Öğretmen adaylarının düşünme stillerinde sınıf düzeyine göre anlamlı bir farklılık görülmemiştir ve bu iki değişken arasında ilişki bulunmamıştır. Lisans eğitiminin düşünme stilinde değişikliğe sebep olmadığı veya düşünme stillerinde lisans döneminden önceki yaşantıların daha etkili olduğu düşünülebilir. Alışkanlıklara göre davranmak zihinsel bir rahatlama sağlar (Çeker, 2018). Alışkanlıkları değiştirmenin kolay olmadığı (Ersoy, 2002); öğretmen adaylarının ise belli bir gelişim düzeyini tamamladıkları düşünüldüğünde düşünme stillerinin sadece sınıf düzeyine göre değişmesinin zor olduğu söylenebilir.

Literatür incelendiğinde genel olarak uzamsal görselleme becerisinin düşük düzeyde olduğu görülmektedir (Sevimli, 2009; Sıkı, 2014; Güven; 2008; Balak ve Kısa, 2018; Turğut, 2007; Turğut, Yenilmez ve Balbağ, 2017; Turğut ve Yılmaz; Ünlü, 2014). Bu çalışmada ilköğretim matematik öğretmen adaylarının uzamsal görselleme becerilerinin orta düzeyde olduğu görülmüştür; Köse (2018)’nin çalışması ile paralellik göstermektedir. Katılımcıların matematik öğretmen adayı olması literatüre göre daha yüksek sonuç alınmasında etkili olabilir; fakat (alınan lisans eğitimine rağmen) elde edilen puanın düşük olduğu söylenebilir.

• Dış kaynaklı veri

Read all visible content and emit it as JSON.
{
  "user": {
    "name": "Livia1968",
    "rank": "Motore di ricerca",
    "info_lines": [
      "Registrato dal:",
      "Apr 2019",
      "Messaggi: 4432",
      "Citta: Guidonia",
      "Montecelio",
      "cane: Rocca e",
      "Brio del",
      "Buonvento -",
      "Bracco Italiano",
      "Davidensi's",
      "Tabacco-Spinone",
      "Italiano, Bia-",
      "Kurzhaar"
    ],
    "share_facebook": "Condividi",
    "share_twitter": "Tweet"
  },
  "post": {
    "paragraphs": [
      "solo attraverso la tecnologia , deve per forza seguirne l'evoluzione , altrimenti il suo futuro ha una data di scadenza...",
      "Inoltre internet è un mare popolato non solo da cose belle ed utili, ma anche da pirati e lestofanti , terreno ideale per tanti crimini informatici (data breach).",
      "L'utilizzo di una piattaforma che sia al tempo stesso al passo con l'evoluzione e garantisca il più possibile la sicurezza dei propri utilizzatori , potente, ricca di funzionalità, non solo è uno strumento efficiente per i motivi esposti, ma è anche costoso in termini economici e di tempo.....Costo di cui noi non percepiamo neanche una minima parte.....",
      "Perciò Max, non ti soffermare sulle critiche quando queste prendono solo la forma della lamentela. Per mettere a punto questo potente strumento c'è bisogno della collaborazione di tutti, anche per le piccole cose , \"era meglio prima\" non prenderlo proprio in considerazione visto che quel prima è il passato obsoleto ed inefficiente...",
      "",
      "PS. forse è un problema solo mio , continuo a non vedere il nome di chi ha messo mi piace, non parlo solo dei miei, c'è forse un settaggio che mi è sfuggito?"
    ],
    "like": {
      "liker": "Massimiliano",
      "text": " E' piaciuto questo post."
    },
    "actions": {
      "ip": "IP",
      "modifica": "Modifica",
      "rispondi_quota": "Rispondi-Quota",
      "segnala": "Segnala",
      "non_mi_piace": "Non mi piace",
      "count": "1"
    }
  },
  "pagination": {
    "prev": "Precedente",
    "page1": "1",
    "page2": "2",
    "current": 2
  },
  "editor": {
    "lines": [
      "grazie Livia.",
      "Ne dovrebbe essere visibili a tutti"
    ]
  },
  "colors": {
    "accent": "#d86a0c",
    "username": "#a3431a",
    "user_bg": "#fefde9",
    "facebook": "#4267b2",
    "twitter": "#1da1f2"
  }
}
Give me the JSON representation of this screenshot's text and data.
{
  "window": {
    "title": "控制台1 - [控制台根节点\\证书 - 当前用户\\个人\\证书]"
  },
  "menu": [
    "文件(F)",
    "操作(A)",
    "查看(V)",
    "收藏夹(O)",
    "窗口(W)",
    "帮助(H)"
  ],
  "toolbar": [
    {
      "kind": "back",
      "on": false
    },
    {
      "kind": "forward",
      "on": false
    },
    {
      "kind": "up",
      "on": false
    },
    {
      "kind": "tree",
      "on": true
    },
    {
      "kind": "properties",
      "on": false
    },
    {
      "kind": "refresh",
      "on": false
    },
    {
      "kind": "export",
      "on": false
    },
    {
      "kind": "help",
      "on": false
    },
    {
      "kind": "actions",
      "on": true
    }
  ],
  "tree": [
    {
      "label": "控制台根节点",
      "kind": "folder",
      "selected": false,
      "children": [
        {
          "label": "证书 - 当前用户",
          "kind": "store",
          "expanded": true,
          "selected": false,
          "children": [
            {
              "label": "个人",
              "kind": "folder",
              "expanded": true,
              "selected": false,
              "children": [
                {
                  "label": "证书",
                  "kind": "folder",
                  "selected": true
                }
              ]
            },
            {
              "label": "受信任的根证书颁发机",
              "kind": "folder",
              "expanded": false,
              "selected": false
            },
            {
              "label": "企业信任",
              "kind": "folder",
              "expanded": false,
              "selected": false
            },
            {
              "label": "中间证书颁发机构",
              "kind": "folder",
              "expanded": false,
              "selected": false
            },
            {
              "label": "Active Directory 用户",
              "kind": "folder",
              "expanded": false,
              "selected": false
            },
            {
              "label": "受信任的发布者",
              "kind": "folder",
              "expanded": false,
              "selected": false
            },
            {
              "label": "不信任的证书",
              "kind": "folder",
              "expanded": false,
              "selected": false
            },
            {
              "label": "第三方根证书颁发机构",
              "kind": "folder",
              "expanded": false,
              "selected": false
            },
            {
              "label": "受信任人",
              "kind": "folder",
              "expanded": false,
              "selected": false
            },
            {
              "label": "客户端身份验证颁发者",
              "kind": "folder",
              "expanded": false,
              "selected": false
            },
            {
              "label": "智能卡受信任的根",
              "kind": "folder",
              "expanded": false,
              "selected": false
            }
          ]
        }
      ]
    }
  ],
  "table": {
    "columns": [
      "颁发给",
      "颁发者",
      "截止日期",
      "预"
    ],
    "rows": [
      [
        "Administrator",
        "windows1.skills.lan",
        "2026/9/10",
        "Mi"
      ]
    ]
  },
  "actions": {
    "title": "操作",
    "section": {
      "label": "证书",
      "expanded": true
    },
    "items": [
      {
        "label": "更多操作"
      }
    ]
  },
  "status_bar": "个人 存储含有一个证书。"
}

Öğretmen

adaylarının öğrencilikleri boyunca aldıkları eğitimin uzamsal görselleme becerilerine katkı sağladığı; yine de yeterli gelişimi sağlayacak özellikte olmadığı düşünülebilir.

İlköğretim matematik öğretmen adaylarının uzamsal görselleme becerileri alt boyutlar bazında en yüksek başarıyı oluşturma alt boyutunda, en düşük başarıyı ise görünümler alt boyutunda göstermişlerdir. Literatürde benzer sonuçlarla karşılaşılmıştır (Sevimli, 2009; Köse, 2018). Bu sonuç eğitim sistemimizde oluşturma alt boyutuna dair yaşantıları sunacak etkinliklerin müfredatta daha çok yer aldığını; görünümler alt boyutuna dair yaşantıların ise yeterli olmadığını gösterebilir. Uzamsal görselleme testi belirli bir sürede tamamlanması gereken testtir, doğru cevap vermek kadar hızlı olmak da önemlidir (Sevimli, 2009). Dolayısı ile hızlı düşünüp hızlı karar verme becerileri ile benzer süreçlere aşinalık kazanacak eğitim yaşantılarının uzamsal görselleme başarısında etkili olduğu düşünülebilir.

Öğretmen adaylarının sınıf düzeylerine göre uzamsal görselleme becerileri incelendiğinde hem toplam puan bazında hem de alt boyutlar bazında birinci sınıfların daha düşük ortalamaya sahip oldukları görülmüştür. İstatistiki açıdan anlamlı farklılık ise toplam puan bazında ve oluşturma ile döndürme alt boyutlarında görülmüştür. Öğretmen adayları en düşük puanı görünümler alt boyutunda almışlar ve bu alt boyutta farklılaşma görülmemiştir. Öğrencilerin genelinin farklılaşma olmaksızın görünümler alt boyutundaki durumunun dikkat çekici olduğu düşünülmektedir.

Geometrik düşünme stiline sahip öğretmen adaylarının hem toplam puan bazında hem de alt boyutlar bazında diğer düşünme stiline sahip adaylardan daha yüksek uzamsal görselleme ortalamasına sahip oldukları görülmüştür. Fakat sadece oluşturma alt boyutunda anlamlı bir farklılaşma görülmüştür. Geometrik düşünme stiline sahip adaylar harmonik düşünme stiline sahip adaylardan daha başarılı olmuştur.

İlköğretim matematik öğretmen adaylarının uzamsal görselleme becerileri ile geometriye yönelik tutumları arasında pozitif yönlü anlamlı, düşük düzeyde bir ilişki görülmüştür.